Sunday, June 28, 2009

Who went with Columbus ?


Dental studies suggest Africans might have been part of his explorer’s crew.

The first planned colonial town in the New World was founded in 1494, when about 1,200 of Christopher Columbus crew members from 17 ships that made up his second journey to the Americans settled on the north coast of what is now the Dominician Republic. Beset by mutiny, mismanagement, hurricanes and disease, the settlement of La Isabela lasted only a few years. The ruins remained largely intact until the 1950’s.

In the past few years, chemical studies of the skeletons, especially their teeth, have begun to yield new insights in to the lives and orginis of Columbus crew. The studies hint that, among other things, crew members may have included free black Africans who arrived in the New World about a decade before the slave trade began.

La Isabela was not the first settlement established by Columbus. When the Santa Maria ran aground off the Caribean Island of Hispaniola on Christmas Eve, 1492, during his first voyage, the 39 stranded sailors built a fort they christened La Navidad. When Columbus returned the next year, the fort had been burned and the crew massacred.

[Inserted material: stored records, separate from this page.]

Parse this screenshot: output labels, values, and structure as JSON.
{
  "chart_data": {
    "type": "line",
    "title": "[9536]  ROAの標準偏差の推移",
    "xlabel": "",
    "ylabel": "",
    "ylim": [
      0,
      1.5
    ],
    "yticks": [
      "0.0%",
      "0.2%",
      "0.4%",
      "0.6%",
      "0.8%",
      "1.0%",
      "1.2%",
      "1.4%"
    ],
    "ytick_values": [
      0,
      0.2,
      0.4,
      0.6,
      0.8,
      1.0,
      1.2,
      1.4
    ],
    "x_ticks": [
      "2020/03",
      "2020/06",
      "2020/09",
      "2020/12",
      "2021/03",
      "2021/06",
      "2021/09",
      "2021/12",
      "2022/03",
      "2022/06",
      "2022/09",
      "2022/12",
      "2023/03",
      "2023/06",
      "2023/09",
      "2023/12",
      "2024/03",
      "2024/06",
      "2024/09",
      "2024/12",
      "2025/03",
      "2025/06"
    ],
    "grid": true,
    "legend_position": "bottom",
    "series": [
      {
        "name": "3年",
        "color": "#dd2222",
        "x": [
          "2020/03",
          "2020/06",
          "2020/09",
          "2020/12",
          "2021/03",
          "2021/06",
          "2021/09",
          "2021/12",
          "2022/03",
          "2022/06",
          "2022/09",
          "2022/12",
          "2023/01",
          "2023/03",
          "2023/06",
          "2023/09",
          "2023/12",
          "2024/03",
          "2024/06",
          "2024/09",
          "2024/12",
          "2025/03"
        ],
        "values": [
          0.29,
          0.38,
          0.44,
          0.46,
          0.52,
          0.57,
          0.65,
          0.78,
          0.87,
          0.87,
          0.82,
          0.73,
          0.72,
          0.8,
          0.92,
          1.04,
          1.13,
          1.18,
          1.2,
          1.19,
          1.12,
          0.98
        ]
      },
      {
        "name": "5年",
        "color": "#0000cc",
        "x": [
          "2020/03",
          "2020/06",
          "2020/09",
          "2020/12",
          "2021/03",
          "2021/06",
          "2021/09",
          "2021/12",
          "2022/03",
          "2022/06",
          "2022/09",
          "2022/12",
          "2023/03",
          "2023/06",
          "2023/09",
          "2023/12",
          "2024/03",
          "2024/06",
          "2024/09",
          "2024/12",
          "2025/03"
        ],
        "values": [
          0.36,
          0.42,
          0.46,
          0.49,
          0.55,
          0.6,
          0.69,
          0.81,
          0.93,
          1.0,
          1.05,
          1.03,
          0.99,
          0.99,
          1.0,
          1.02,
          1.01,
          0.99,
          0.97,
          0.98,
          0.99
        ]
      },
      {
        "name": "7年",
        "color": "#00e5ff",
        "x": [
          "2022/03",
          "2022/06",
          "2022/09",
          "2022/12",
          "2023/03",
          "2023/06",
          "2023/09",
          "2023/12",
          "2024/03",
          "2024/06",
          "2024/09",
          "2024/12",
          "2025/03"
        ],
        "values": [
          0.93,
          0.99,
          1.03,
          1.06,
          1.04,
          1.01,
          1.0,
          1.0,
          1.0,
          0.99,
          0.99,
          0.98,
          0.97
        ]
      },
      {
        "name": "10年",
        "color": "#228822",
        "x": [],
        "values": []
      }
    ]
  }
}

The study of the La Isabela skeletons grew out of a project in Mexico’s Yucatan peninsula, where in 2000.Researchers were surprised to find the remains of West Africans among those buried in a mid-16th-century church cemetery in Campeche. Vera Tiesler and Andrea Cucina from the Autonomous University of Yucatan invited Douglas Price, director of the Laboratory for Archeological Chemistry at the University of Winconsin at Madison, to do isotopic analysis of those skeletons teeth.

What is Isotopes? Isotopes are different forms of an element, atoms with different molecular weights based on their varying numbers of neutrons. Depending on their diet and water supply, humans concentrate specific isotopes in varying ratios in the enamel of their teeth.

Ratios of carbon isotopes in the teeth reflect what foods a person ate. A diet heavy in corn, millet, sorghum and other tropical plants yields more carbon 13 (6 protons & 7 neutrons), whereas grains such as barley and wheat produce more carbon 12 (6 protons & 6 neutrons). Europeans of Columbus time would have relatively little carbon 13 in their teeth; Mexicans would have much of the heavier isotopes. Natives of Hispaniola and many Africans, who are believed to have eaten a mixed diet, would probably fall somewhere in between.

Mexicans are about as heavy (on Carbon 13) as you can get, said James Burton, a geochemist at the University of Wisconsin involved in the La Isabela and Campeche projects. “Africans are in between, Europeans at the other end ”.

DNA analysis is also been done on the skeletons. But after excavation and years of storage, the samples could be heavily contaminated with DNA from other sources. “They were Africans sailors on early expeditions ”.